Depuis toujours nos cultures nous disent que la vieillesse est une déchéance, un naufrage, une défaite du corps face aux assauts du temps. Mais le temps n’existe pas. Et pas plus la vieillesse ni la déchéance à laquelle nous l’associons. Ce ne sont que prétextes, excuses et faux arguments que nous mettons en avant quand c’est nous qui refusons d’accepter que ce ne sont là que les différents aspects de la vie. Il n’y a pas de mort, ni de vieillesse, ni de temps qui passe. Il n’y a qu’un éternel mouvement, un « éternel retour » que nous refusons d’admettre parce que ce serait admettre que nous-mêmes ne sommes rien ni personne, mais simplement la vie qui ne fait que passer en nous comme le vent passe au travers des branches d’un arbre et donne à chaque feuille l’impression d’exister. La souffrance qu’infligent les outrages du temps à notre propre corps, provient plus de l’attachement et de l’identification que nous entretenons depuis toujours vis-à-vis de cette chair que d’une réelle douleur physique qui ne devrait être perçue que comme une simple information. La seule souffrance est dans la perte, la dépossession, alors que toute notre vie nous nous acharnons à fixer les choses, à les immobiliser, à se les approprier et se les agréger comme autant de prolongements de notre propre corps et de notre propre vie. Nous cherchons sans cesse à pérenniser, à transmettre, à conserver, à enfermer, à consolider, à affermir et à affirmer, à endurcir, à enraciner, à acquérir... Nous construisons, nous consolidons et contaminons la terre entière de nos constructions, créations, concrétions et sécrétions dans le vain espoir d’une éternité de façade. Je ne crois plus en rien de ce qui est humain. Je ne crois plus en rien, si ce n’est en la vie prise au sens le plus large possible. C'est-à-dire en cette vision de la vie qui intègre la mort. Je ne crois plus en rien de ce que nos cultures nous ont fait croire pendant si longtemps. Élargir sa vision c’est élargir sa vie.
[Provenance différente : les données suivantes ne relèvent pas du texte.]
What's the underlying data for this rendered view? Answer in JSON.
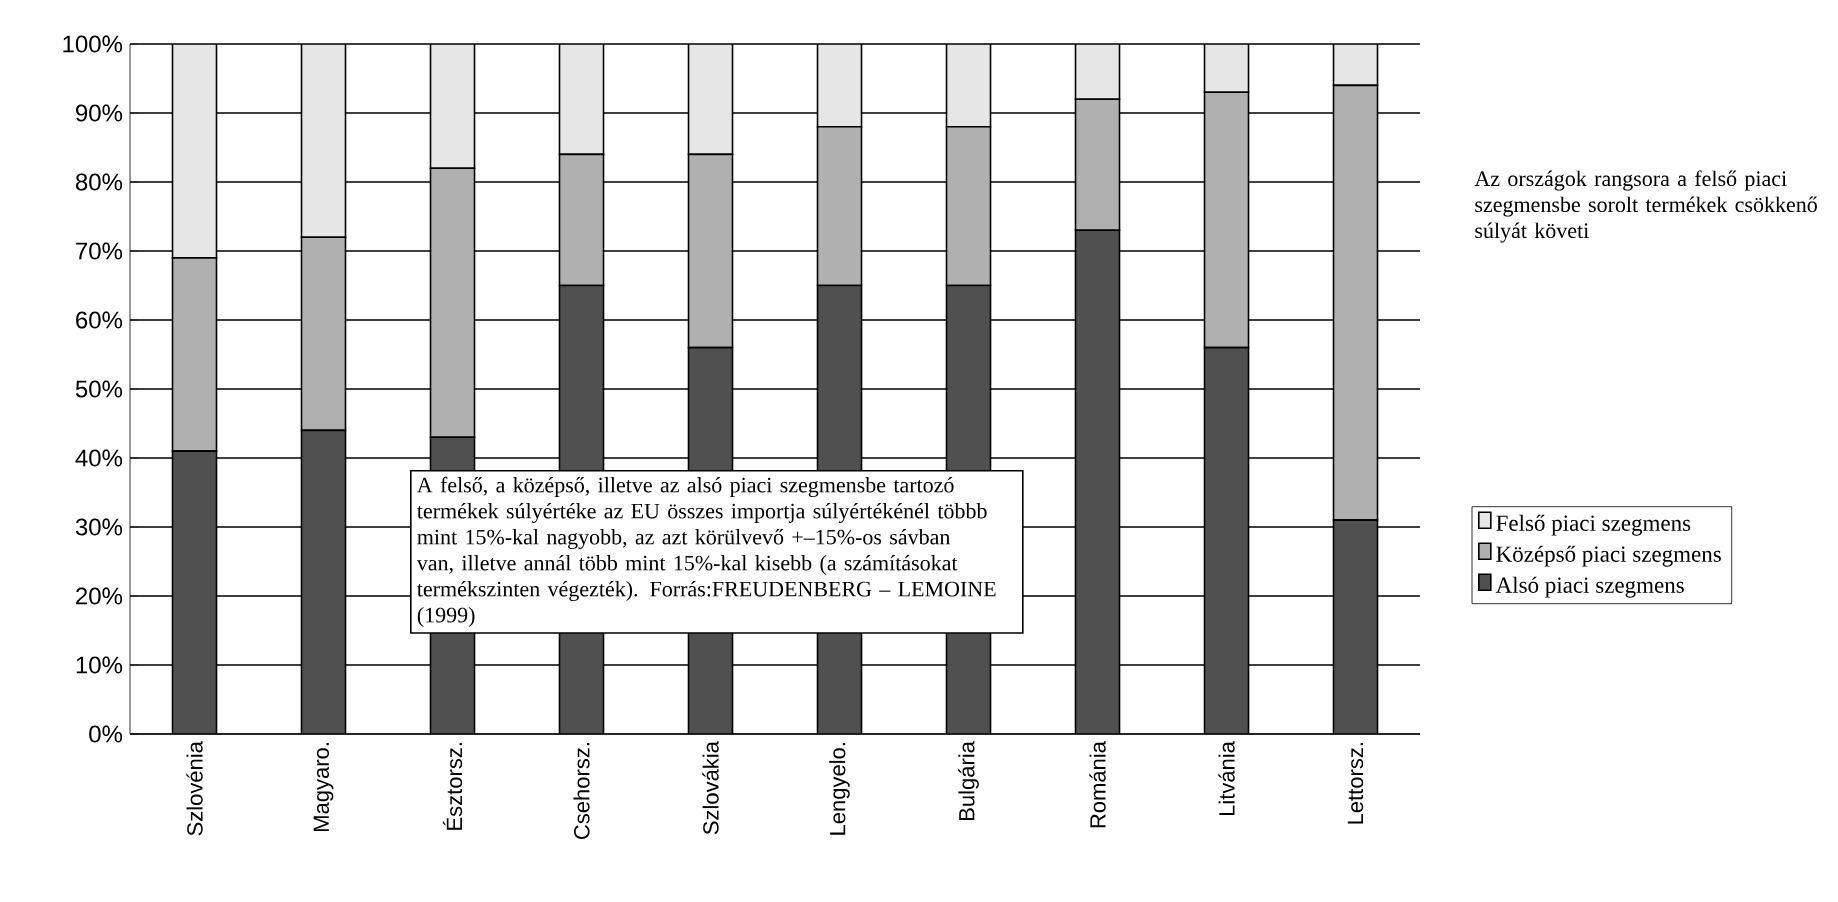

Nos noms, nos histoires, nos vies entières ne sont rien. Nous n’existons que grâce à nos mémoires entremêlées qui forment l’histoire de nos vies communes. Depuis notre plus petite enfance, on nous apprend à prononcer notre nom et celui de ceux qui nous entourent ; à les écrire sur tous les supports possibles et imaginables. Un nom, une identité, une personnalité, une famille, une histoire, une généalogie, une filiation, une descendance, un héritage.... Autant de noms au service d’u seul. Autant de termes qui ne sont là que pour nous faire croire que nous existerons peut-être plus loin que notre propre souffle. En vain !
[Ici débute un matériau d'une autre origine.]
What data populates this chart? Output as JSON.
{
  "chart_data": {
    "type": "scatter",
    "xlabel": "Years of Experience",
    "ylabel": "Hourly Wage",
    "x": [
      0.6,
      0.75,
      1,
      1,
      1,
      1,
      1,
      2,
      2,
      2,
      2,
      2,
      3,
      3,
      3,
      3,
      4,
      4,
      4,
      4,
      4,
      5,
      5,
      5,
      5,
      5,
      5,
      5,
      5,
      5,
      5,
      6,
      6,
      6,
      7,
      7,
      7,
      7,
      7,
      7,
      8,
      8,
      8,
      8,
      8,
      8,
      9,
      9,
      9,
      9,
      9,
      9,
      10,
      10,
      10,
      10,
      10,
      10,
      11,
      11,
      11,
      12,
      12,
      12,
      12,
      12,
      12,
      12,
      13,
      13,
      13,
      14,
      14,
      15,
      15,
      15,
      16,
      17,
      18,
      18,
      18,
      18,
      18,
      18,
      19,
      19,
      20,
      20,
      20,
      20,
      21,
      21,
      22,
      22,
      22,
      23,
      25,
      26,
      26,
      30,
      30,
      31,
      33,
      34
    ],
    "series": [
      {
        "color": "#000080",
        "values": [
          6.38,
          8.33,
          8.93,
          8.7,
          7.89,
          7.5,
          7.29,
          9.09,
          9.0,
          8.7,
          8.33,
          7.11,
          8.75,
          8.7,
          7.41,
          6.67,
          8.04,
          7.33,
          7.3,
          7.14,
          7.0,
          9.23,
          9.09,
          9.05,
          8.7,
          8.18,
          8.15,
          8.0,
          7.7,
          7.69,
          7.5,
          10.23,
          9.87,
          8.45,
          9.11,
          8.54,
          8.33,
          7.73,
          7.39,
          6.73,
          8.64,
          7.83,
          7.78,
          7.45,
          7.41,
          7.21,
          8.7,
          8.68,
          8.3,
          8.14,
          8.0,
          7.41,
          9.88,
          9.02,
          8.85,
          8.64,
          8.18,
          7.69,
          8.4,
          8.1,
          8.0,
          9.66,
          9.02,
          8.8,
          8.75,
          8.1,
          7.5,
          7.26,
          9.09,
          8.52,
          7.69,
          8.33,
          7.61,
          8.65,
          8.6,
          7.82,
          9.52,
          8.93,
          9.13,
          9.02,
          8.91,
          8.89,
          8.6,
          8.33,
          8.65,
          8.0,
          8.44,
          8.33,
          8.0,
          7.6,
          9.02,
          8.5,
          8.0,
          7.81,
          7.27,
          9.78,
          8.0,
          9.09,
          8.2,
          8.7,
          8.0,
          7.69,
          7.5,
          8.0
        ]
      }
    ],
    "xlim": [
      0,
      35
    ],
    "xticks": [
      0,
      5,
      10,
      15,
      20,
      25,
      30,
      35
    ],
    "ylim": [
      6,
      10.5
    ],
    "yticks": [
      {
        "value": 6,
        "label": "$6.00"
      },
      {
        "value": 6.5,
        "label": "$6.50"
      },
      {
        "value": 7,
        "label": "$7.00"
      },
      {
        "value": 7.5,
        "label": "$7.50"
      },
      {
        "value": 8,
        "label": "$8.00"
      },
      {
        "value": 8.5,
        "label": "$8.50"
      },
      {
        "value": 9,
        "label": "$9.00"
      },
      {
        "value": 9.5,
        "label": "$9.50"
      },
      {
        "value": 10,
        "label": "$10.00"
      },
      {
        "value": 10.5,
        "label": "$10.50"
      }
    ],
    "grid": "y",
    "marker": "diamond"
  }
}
Combien d’énergie dépensée ? Combien de mots prononcés ? Combien de souffrances endurées ou infligées ? Combien de trahisons, de mensonges, de reniements ? Combien de poison, de sang et de larmes versés en vain pour la plus petite, la plus dérisoire de toutes les gloires possibles : laisser son nom dans l’histoire ou à défaut, l’histoire de son nom ? Il faut chercher plus loin. Plus loin que tous ces scintillements de surface ; que tous ces rêves ou ces cauchemars qui nous obsèdent et nous envoûtent notre vie durant. Nos noms ne sont rien. Nos histoires ne sont rien. Inexistants hier ils le seront à nouveau demain. Nos pays, nos langues, nos cultures ne sont que mouvements de surface que la vie aura tôt fait de rejeter dans les profondeurs du hasard et du chaos. Nos noms, nos sociétés, nos races n’ont pas plus d’importance que les frémissements de l’onde lorsque le vent vient en agiter la surface. Concours de circonstances, hasards, télescopages, rencontres, unions et désunions. "Identité nationale", "Français de souche", "droit du sol" ou "droit du sang"... autant de purs produits culturels fabriqués par nos sociétés et qui ne signifient rien. Ils ne sont là, en définitive, que pour servir nos illusions, nos certitudes, nos intérêts personnels... Ils ne sont là que pour combler et palier notre faiblesse à comprendre et à appréhender la vie dans sa plus grande et véritable dimension. Ils ne sont là que pour suppléer à nos petites médiocrités humaines et justifier nos sécrétions acides. Toutes les histoires de tous les pays nous apprennent que depuis la nuit des temps, aucune nation n’a jamais cessé d’être le produit, le mélange, le résultat de la rencontre d’autres nations, et ce, toujours pour des impératifs de survie. L’échange, la communication, le commerce, les conquêtes ont tour à tour défait et refait les nations comme les cadavres nourrissent le sol qui donnera à son tour vie à d’autres organismes. Ainsi va la vie et tout n’est que frémissements de surface.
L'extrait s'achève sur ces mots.